Ils se frappèrent à la visière qui était double, et qui, malgré cela, eut peine à résister à une telle furie. Les coups se succèdent l’un après l’autre ; les bottes sont plus serrées que la grêle qui brise et dépouilie les branches des arbres, et détruit la moisson désirée. Vous savez si Durandâl et Balisarde coupent, et ce qu’elles valent en de telles mains.
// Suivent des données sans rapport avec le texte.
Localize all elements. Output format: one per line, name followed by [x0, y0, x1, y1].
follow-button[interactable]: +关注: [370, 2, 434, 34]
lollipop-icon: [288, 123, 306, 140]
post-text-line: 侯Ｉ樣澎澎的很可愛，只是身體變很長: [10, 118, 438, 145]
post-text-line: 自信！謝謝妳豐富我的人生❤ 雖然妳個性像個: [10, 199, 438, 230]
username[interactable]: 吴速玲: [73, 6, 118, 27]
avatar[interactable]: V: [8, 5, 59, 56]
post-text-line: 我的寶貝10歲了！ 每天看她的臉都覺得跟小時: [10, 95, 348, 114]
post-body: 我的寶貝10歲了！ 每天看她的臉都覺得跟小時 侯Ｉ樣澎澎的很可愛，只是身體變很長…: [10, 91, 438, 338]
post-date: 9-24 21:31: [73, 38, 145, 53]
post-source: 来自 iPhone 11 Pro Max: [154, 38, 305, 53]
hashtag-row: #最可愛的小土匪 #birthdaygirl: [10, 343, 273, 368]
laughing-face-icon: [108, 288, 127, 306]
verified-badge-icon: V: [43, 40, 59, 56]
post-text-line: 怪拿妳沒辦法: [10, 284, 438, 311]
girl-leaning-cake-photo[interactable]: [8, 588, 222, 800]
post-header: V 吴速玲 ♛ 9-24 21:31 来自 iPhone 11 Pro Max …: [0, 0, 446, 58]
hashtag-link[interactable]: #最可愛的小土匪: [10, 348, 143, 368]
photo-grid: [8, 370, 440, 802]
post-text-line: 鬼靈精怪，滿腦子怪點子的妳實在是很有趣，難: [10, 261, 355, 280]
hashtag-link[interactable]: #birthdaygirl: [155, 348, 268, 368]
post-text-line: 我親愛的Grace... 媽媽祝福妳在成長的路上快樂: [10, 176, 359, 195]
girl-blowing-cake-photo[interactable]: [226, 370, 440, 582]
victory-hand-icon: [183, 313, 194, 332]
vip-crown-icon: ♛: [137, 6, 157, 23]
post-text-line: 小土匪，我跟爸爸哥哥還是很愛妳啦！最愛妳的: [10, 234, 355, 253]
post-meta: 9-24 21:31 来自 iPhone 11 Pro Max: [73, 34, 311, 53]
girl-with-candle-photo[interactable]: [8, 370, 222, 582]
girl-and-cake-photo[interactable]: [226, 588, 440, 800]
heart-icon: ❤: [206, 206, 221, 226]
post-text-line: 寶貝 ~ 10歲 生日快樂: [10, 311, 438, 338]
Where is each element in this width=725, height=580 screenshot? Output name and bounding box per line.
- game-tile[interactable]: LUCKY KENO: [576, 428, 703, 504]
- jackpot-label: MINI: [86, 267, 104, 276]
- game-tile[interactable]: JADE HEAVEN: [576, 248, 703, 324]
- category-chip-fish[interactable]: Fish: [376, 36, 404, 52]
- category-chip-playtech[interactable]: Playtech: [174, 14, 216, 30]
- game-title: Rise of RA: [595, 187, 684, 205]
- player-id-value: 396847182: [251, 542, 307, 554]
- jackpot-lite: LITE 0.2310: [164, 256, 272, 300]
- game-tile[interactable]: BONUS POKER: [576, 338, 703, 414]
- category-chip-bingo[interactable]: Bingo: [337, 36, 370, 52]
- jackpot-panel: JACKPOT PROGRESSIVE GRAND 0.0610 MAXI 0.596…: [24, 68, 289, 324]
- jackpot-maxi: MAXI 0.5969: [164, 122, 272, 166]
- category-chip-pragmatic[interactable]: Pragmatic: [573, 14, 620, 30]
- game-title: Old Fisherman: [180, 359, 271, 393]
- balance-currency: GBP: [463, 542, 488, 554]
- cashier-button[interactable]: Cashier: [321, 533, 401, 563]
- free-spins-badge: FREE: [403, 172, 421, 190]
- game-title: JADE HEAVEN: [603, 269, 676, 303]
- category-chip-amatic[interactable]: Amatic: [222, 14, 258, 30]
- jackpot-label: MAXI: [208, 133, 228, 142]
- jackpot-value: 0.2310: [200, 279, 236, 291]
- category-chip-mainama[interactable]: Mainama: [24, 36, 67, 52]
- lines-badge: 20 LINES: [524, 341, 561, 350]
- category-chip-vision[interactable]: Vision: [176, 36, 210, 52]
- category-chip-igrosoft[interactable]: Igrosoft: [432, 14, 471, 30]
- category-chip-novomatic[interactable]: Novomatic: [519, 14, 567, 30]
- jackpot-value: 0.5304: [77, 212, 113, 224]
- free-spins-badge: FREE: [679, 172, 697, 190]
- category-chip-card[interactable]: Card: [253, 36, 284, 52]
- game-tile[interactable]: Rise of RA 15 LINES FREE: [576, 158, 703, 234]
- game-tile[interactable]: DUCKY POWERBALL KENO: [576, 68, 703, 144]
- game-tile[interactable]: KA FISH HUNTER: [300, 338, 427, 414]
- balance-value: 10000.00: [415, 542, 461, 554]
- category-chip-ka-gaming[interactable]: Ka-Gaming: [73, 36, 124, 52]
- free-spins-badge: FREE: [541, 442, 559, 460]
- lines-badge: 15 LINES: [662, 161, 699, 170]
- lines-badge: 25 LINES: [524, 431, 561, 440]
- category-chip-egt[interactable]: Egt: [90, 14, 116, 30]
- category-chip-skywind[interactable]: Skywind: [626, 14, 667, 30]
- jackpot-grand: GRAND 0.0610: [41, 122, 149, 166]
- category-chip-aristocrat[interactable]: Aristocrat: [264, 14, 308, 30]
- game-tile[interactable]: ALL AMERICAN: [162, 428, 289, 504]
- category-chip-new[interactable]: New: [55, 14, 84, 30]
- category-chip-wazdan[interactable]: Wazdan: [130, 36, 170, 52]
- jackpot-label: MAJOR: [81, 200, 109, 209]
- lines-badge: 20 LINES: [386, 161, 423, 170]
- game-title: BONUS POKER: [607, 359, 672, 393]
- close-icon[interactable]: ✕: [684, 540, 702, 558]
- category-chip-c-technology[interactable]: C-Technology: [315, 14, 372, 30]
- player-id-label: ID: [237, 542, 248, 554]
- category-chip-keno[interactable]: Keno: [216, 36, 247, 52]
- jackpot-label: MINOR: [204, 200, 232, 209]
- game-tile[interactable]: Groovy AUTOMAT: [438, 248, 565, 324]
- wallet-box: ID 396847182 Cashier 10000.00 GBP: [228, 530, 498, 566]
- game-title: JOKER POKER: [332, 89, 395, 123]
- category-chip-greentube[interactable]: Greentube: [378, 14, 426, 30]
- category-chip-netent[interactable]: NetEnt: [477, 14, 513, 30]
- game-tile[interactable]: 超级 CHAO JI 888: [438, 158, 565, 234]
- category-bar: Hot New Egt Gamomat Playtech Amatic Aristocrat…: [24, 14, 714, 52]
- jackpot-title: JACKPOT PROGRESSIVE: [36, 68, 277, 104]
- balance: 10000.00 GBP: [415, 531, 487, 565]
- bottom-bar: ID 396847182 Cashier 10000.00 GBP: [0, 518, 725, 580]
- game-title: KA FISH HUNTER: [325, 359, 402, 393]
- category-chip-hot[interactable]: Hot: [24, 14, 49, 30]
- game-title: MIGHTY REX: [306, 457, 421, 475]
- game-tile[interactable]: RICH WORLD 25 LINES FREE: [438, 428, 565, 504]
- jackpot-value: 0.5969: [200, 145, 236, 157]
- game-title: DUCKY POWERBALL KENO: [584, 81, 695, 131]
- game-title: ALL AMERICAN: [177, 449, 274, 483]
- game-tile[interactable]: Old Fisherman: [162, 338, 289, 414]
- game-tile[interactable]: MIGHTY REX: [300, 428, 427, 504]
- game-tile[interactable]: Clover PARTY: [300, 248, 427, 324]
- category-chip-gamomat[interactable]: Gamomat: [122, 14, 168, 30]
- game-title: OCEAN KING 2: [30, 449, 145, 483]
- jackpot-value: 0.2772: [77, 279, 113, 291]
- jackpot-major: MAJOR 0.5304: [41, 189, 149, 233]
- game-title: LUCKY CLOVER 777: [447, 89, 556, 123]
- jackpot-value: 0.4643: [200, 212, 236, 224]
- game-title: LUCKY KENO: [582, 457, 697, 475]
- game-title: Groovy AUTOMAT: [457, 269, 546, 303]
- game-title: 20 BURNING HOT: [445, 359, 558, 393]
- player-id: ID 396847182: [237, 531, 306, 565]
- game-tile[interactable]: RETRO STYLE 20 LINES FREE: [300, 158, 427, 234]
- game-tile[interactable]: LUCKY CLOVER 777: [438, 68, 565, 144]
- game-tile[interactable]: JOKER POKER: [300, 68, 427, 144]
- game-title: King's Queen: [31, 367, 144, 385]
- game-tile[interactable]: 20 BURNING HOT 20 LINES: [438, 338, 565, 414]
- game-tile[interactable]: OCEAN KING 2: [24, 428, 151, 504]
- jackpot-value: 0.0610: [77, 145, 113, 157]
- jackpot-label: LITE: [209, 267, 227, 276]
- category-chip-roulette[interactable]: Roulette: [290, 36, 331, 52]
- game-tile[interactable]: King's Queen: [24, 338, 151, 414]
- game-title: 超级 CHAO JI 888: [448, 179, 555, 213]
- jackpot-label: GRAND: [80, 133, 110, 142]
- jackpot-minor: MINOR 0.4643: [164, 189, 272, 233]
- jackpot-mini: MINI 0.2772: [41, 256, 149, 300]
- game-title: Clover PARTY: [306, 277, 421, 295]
Mais ils ne portent pas encore de coups dignes d’eux, tant l’un et l’autre se tiennent sur leurs gardes. C’est Mandricard qui fit la première blessure dont le brave Roger faillit recevoir la mort. D’un de ces grands coups, comme les chevaliers de ce temps savaient en porter, il fend en deux l’écu de son adversaire, lui ouvre la cuirasse, et son glaive cruel pénètre dans sa chair vive.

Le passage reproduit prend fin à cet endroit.